An ovarian cyst is a sac with fluid that grows on or in the ovary. Ovarian cysts are common, especially among women of reproductive age. Nearly 50 percent of women have had at least one.
Some ovarian cysts signify polycystic ovary syndrome (PCOS), a hormone disorder that affects the menstrual cycle and can cause infertility. Different conditions may cause other types of ovarian cysts unrelated to PCOS.
None of these types are cancerous, so there’s no need to worry about them spreading throughout your body—they’re just annoying!
The most common symptom of an ovarian cyst is abdominal pain. This may also be accompanied by bloating, feeling full more quickly than usual, constipation and diarrhea. If you have any of these symptoms, it’s best to see your doctor so they can determine what’s causing them and rule out anything serious.
How is an ovarian cyst diagnosed?
Ovarian cysts can be diagnosed by:
Ultrasound: This is the most common way of diagnosing an ovarian cyst, and it doesn’t require any lab work to confirm your diagnosis. Your doctor will use a transvaginal or transabdominal scan to look for and measure the size of an ovarian cyst.
Blood test: A blood test may determine whether you have any hormones associated with PCOS, but it’s not recommended for diagnosing the condition itself; instead, it can help your doctor determine which treatments might work best for you if you have PCOS.
Treatment of ovarian cysts
The best way to treat ovarian cysts depends on the type of cyst you have. Your doctor will suggest a treatment plan based on your symptoms and the size of the cyst.
If you’re having pelvic pain, an ultrasound can help determine whether an ovarian cyst is causing it. The ultrasound may also show if there’s more than one cyst or if they’re getting bigger over time.
The different types of treatments include:
Medication (for example, birth control pills) decreases the production of male hormones by the ovaries.
Surgery to remove a large ovarian cyst.
Difference between ovarian cysts and PCOS
Ovarian cysts are noncancerous growths caused by an imbalance in estrogen and progesterone levels and an increased number of immature follicles (egg sacs).
Ovarian cysts are fluid-filled sacs that form on the ovary, while PCOS is a condition that affects your menstrual cycle and ovulation.
PCOS is a hormone imbalance that causes small cysts to appear on one or both ovaries, interfering with the normal production of hormones and possibly leading to infertility.
Ovarian cysts can become cancerous if left untreated for too long. Most women with ovarian cysts will never develop cancer, but it does occasionally happen—most often with older women or those who have already gone through menopause.

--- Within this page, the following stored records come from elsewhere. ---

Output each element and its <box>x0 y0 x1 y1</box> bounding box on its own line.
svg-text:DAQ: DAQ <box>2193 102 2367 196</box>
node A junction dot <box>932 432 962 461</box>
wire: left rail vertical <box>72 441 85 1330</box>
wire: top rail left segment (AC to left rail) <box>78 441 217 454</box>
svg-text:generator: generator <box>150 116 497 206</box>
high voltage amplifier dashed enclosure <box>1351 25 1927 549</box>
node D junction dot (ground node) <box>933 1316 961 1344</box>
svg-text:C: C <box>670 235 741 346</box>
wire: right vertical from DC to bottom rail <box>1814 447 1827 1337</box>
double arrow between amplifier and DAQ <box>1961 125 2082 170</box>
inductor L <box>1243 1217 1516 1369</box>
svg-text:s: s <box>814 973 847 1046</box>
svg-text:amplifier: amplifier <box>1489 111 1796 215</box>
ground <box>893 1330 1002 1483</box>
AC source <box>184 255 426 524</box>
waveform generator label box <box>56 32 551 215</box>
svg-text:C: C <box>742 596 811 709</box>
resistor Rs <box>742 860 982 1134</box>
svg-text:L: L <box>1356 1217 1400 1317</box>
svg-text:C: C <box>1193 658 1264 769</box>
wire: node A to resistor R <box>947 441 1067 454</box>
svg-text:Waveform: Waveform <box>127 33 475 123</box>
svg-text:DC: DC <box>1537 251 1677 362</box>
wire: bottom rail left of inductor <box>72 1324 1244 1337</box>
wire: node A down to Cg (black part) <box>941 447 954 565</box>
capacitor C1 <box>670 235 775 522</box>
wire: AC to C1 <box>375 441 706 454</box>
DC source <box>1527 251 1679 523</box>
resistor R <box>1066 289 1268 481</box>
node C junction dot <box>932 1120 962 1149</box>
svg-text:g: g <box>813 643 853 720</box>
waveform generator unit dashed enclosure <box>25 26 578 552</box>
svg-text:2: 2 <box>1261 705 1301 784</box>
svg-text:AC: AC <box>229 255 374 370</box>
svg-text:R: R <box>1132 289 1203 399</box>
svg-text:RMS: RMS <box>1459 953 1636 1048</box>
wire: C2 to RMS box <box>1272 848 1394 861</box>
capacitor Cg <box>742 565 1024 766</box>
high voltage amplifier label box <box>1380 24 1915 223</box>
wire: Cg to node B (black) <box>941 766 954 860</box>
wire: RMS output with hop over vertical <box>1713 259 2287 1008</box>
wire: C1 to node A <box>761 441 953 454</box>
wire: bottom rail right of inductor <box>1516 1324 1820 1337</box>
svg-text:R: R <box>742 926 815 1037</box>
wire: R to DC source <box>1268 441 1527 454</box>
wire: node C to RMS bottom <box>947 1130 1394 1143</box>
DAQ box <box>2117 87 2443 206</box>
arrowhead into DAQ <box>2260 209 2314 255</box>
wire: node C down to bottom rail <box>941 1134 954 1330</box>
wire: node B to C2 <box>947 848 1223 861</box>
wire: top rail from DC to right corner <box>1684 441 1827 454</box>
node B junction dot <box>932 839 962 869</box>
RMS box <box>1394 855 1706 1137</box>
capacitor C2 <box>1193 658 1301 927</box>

Ovarian cancer makes up about 2 percent of all cancers in American women aged 20–59 years old; however, it accounts for 15 percent of all gynecological cancer deaths because it’s not detected until later stages when invasive surgery becomes necessary.
There’s no way to prevent ovarian cancer other than having regular checkups with your doctor; however, if you’re experiencing symptoms like abdominal pain or discomfort between periods, then make sure you mention them so they can be investigated further!
Ovarian cysts are not necessarily a symptom of PCOS. Ovaries can develop cysts for many different reasons. The most important thing is to talk to your doctor if you suspect you have an ovarian cyst and get a proper diagnosis before any treatment plan is started.